Des perspectives 2021 en demi-teinte en filière cunicole
Alors que la filière cunicole fait face à de nombreux défis (renouvellement des générations, pression sur les matières premières, évolution des systèmes d’élevage, etc.), la crise du Covid brouille les pistes en matière de consommation.

Avec 34 200 tonnes, la production française de viande de lapin est en recul depuis plusieurs années et reste à la troisième place européenne, derrière l’Espagne et l’Italie. Avec une baisse significative de près de 4 % par an depuis 2011,
la production française s’est toutefois mieux tenue entre 2019 et 2020 (- 2 %). « La Covid-19 a finalement été plutôt positive en termes de consommation de lapins, aussi curieux que cela puisse paraître », annonce François Cadudal, directeur du pôle économie à l’Itavi. En effet, 50 % du marché du lapin en France se concentre autour de la consommation à domicile. Au cours de l’année 2020, le fort report de la consommation de la restauration hors domicile vers celle à domicile a mécaniquement favorisé les ventes de lapins. À cette époque, les produits « faciles à cuisiner », tels que les produits découpés et préparés ont été privilégiés par les ménages français. Pour préciser, le niveau de consommation est de 500 grammes de viande de lapin par an et par habitant en France, contre 1 kg en Espagne. En termes de cotation du lapin vif (sortie d’élevage), l’Italie et l’Espagne ont connu un fort recul des prix en 2020 (entre - 5 à - 11 %), contre + 0,9 % en France par rapport à 2019. Pour le début d’année 2021, les deux premiers producteurs européens ont connu une forte reprise des prix (entre + 9,5 et 10,1 %), et une reprise dite « plus modérée » en France (+ 4,5 %). « Cette dynamique des prix s’explique par des organisations de marchés différentes. La filière française est relativement organisée, contrairement aux éleveurs en Espagne ou en Italie qui sont un peu plus indépendants et davantage soumis aux fluctuations des marchés », explique François Cadudal.
Une filière à stabiliser
Face à ces constats, la prudence est de mise pour 2021. Selon les prévisions, la production devrait être revue à la baisse sur le premier semestre 2021. Les marchés internationaux de la viande de lapin restent incertains. « En termes de débouchés français, nous avons une demande assez bonne en ce début d’année, avec une production en repli, ce qui tend à expliquer que les prix payés aux producteurs sont restés relativement fermes (+ 5,1 % par rapport à 2020) », poursuit-il.

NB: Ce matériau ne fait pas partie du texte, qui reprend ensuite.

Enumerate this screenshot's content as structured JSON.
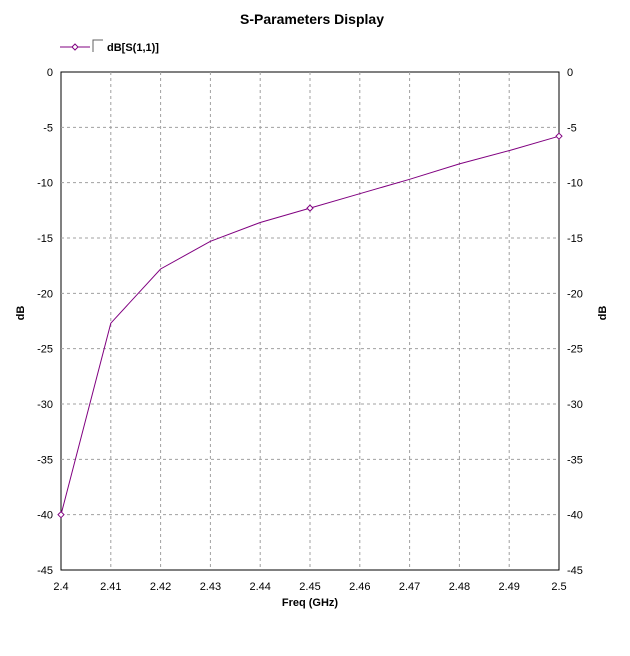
{
  "chart_data": {
    "type": "line",
    "title": "S-Parameters Display",
    "xlabel": "Freq (GHz)",
    "ylabel": "dB",
    "ylabel_right": "dB",
    "xlim": [
      2.4,
      2.5
    ],
    "ylim": [
      -45,
      0
    ],
    "x_ticks": [
      "2.4",
      "2.41",
      "2.42",
      "2.43",
      "2.44",
      "2.45",
      "2.46",
      "2.47",
      "2.48",
      "2.49",
      "2.5"
    ],
    "y_ticks": [
      "0",
      "-5",
      "-10",
      "-15",
      "-20",
      "-25",
      "-30",
      "-35",
      "-40",
      "-45"
    ],
    "grid": true,
    "legend_position": "top-left",
    "series": [
      {
        "name": "dB[S(1,1)]",
        "color": "#800080",
        "marker": "diamond",
        "x": [
          2.4,
          2.41,
          2.42,
          2.43,
          2.44,
          2.45,
          2.46,
          2.47,
          2.48,
          2.49,
          2.5
        ],
        "y": [
          -40.0,
          -22.7,
          -17.8,
          -15.3,
          -13.6,
          -12.3,
          -11.0,
          -9.7,
          -8.3,
          -7.1,
          -5.8
        ],
        "marker_x": [
          2.4,
          2.45,
          2.5
        ]
      }
    ]
  }
}
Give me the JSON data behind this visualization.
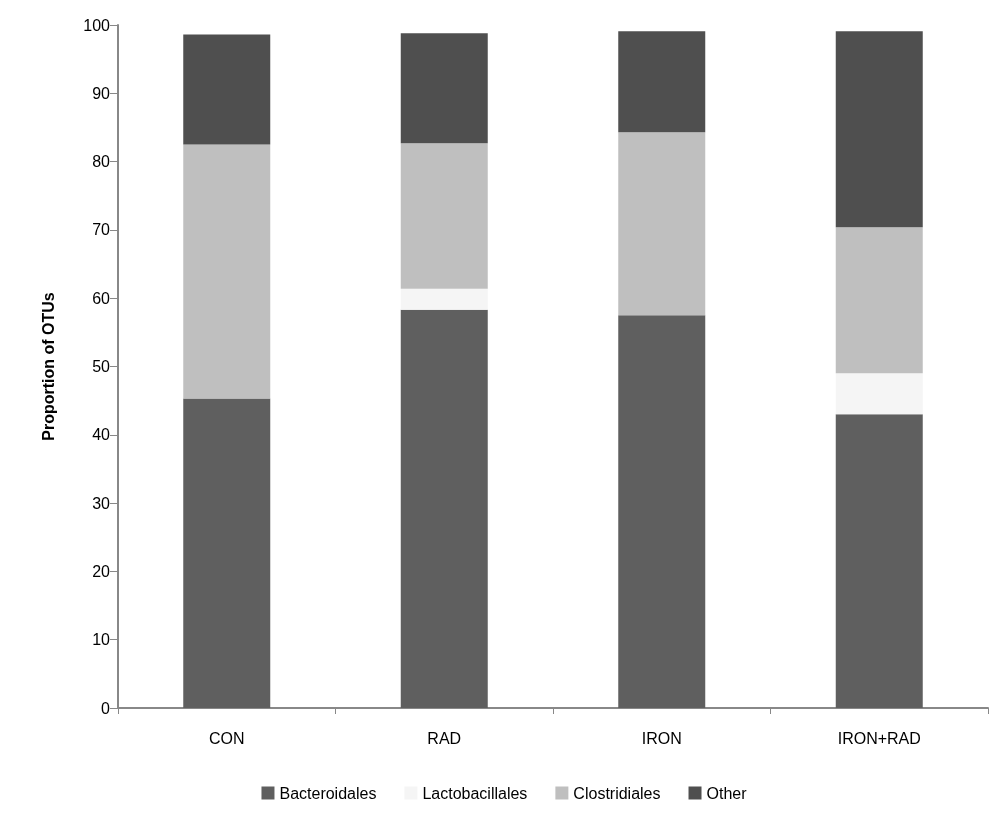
{
  "chart_data": {
    "type": "bar",
    "stacked": true,
    "ylabel": "Proportion of OTUs",
    "categories": [
      "CON",
      "RAD",
      "IRON",
      "IRON+RAD"
    ],
    "series": [
      {
        "name": "Bacteroidales",
        "color": "#5f5f5f",
        "values": [
          45.3,
          58.3,
          57.5,
          43.0
        ]
      },
      {
        "name": "Lactobacillales",
        "color": "#f5f5f5",
        "values": [
          null,
          3.1,
          0,
          6.0
        ]
      },
      {
        "name": "Clostridiales",
        "color": "#bfbfbf",
        "values": [
          37.2,
          21.3,
          26.8,
          21.4
        ]
      },
      {
        "name": "Other",
        "color": "#4f4f4f",
        "values": [
          16.1,
          16.1,
          14.8,
          28.7
        ]
      }
    ],
    "ylim": [
      0,
      100
    ],
    "yticks": [
      0,
      10,
      20,
      30,
      40,
      50,
      60,
      70,
      80,
      90,
      100
    ],
    "grid": false,
    "legend": "bottom"
  }
}
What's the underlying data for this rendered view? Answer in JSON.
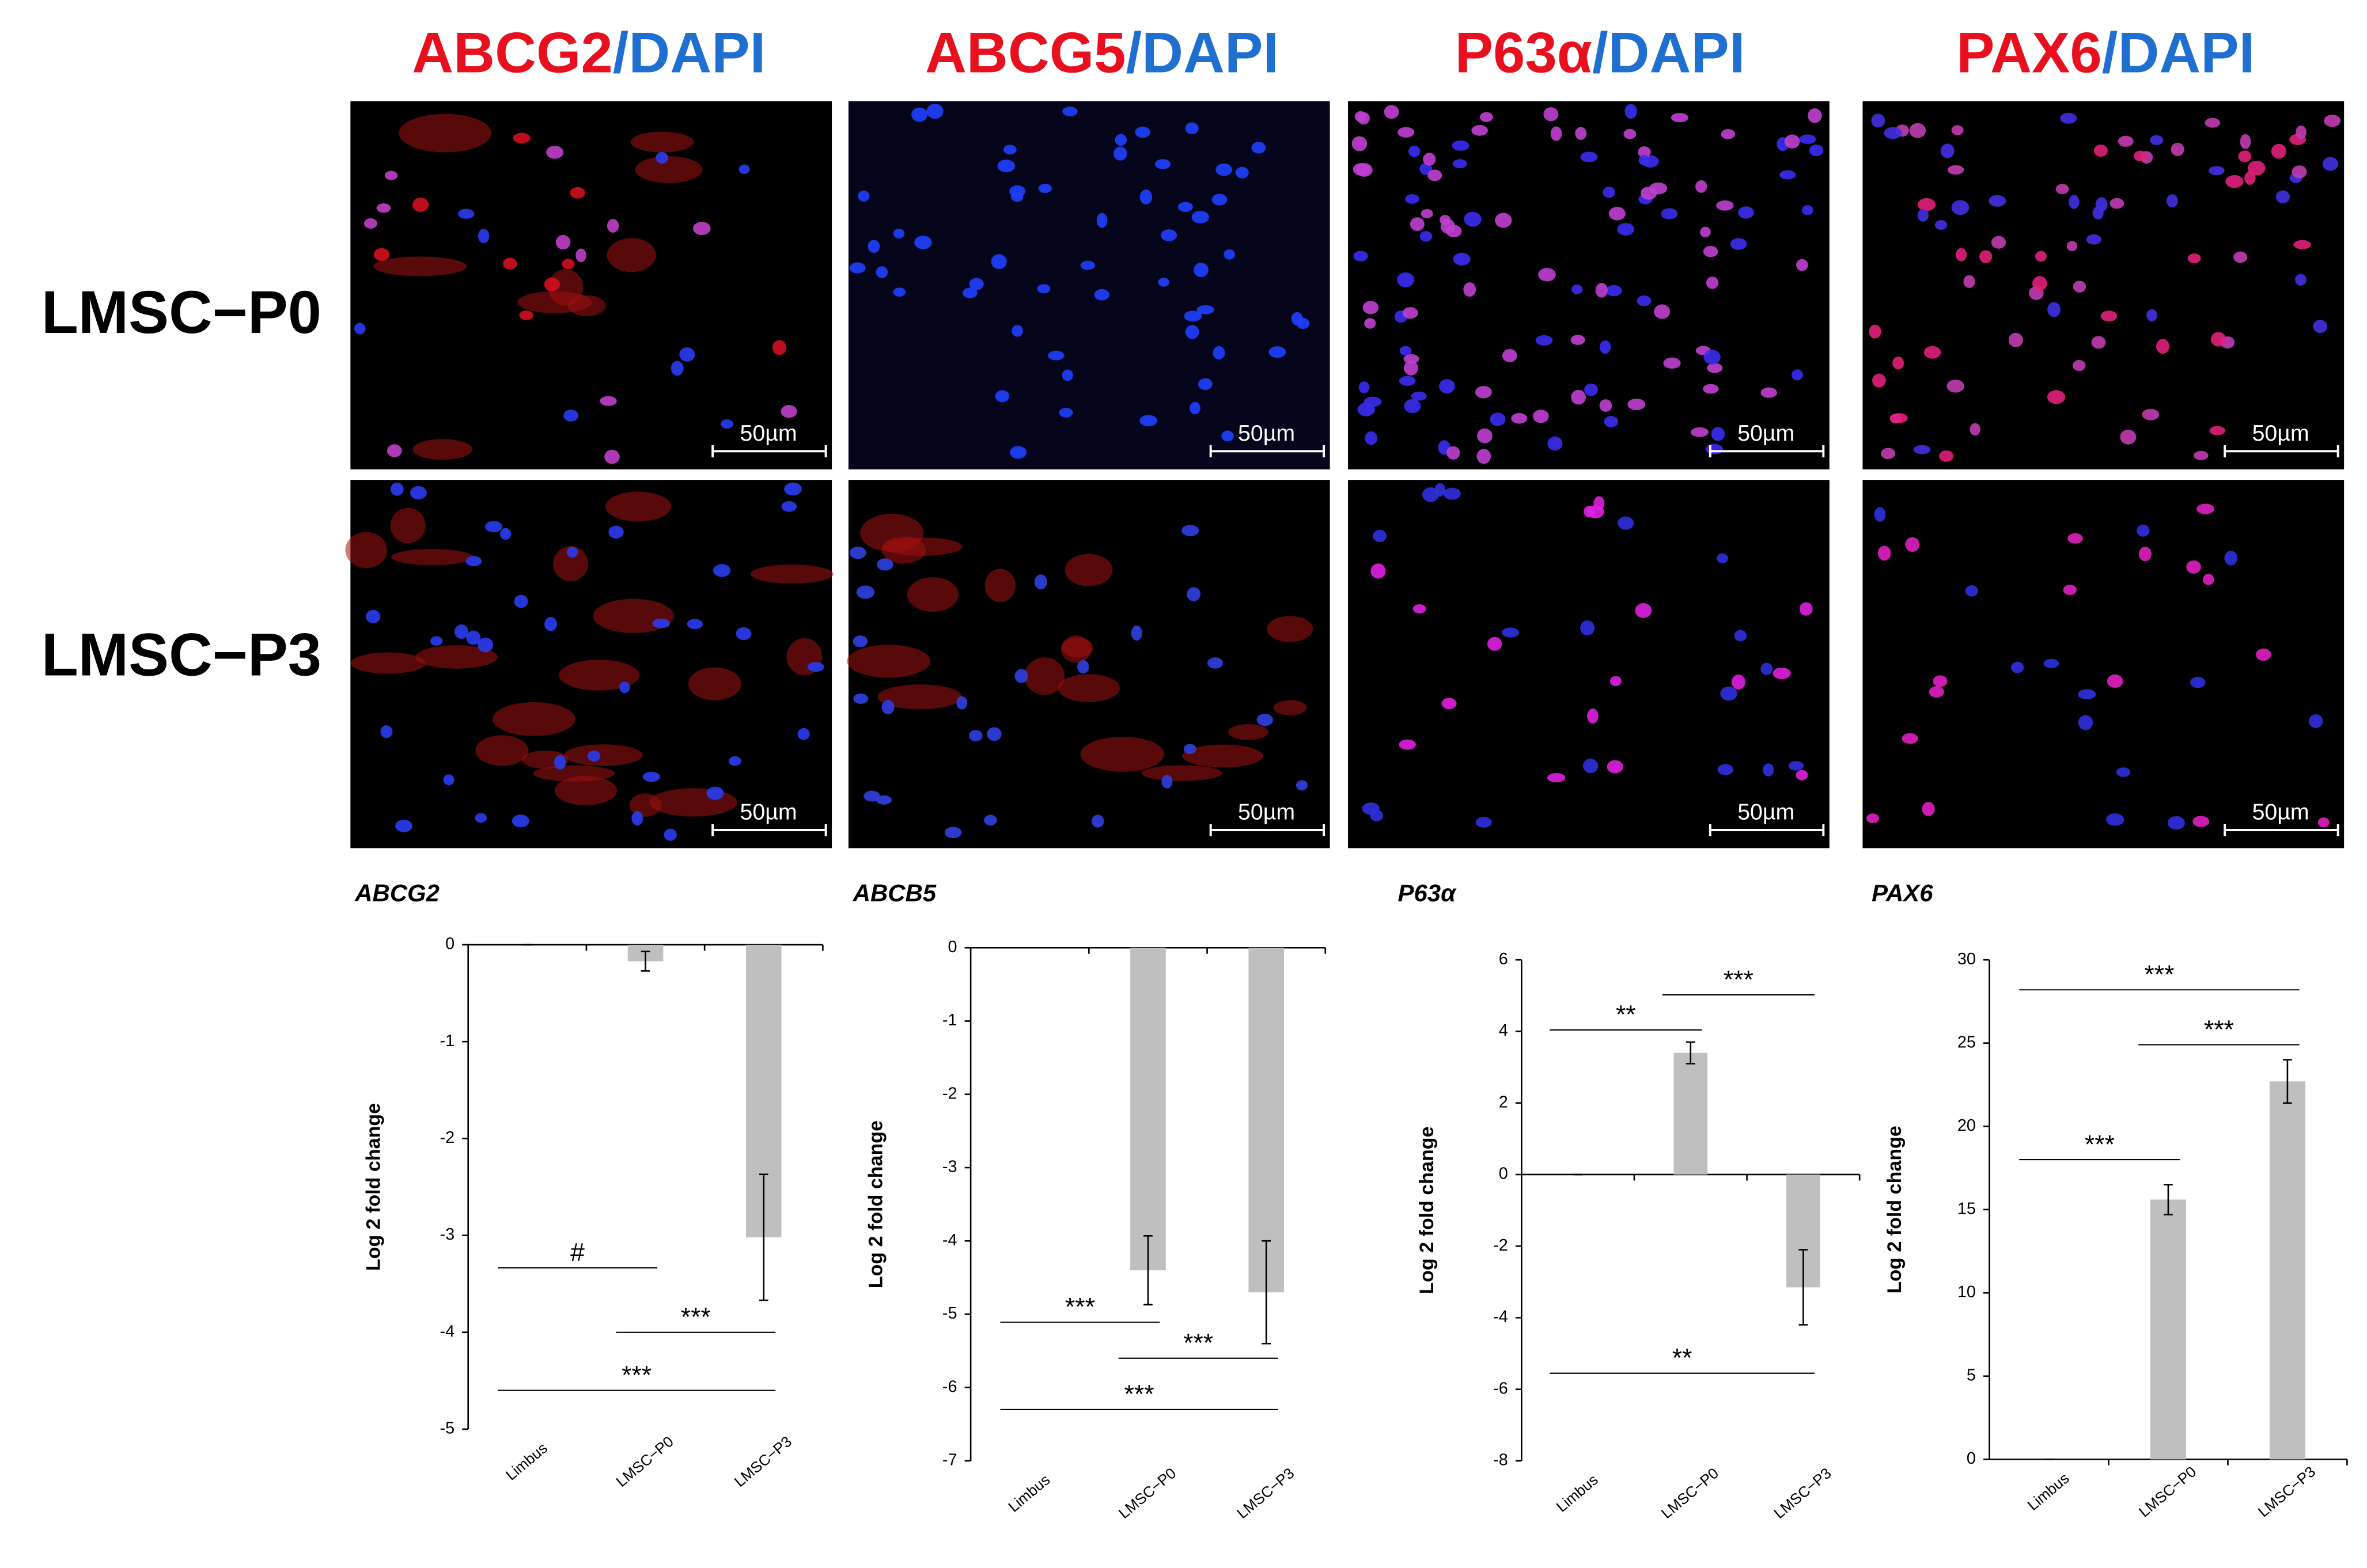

Par ailleurs, l’année 2021 reste préoccupante concernant les coûts des matières premières. Les niveaux d’intrants pour l’alimentation animale, qui représente 50 % du coût du lapin à la sortie de l’élevage, sont élevés depuis plus de deux ans et devraient continuer leur progression. Une hausse des prix qui s’explique par les spécificités de la ration lapin, riche en fibres (betterave, luzerne). « Comme pour les autres filières, les coûts des matières premières sont extrêmement défavorables à la filière lapin. Nous ne sommes pas loin du record absolu », s’inquiète le directeur du pôle économie de l’Itavi. « L’enjeu de la filière française est aujourd’hui de stabiliser et sécuriser la production de viande de lapin, en permettant aux éleveurs de pouvoir s’adapter aux demandes sociétales et/ou économiques », prévient François Cadudal. En effet, selon lui, il n’est pas réaliste d’espérer retrouver des niveaux de production semblables à ceux d’il y a dix ans. La France englobe aujourd’hui entre 600 et 700 producteurs professionnels de lapins en France, des chiffres revus à la baisse chaque année.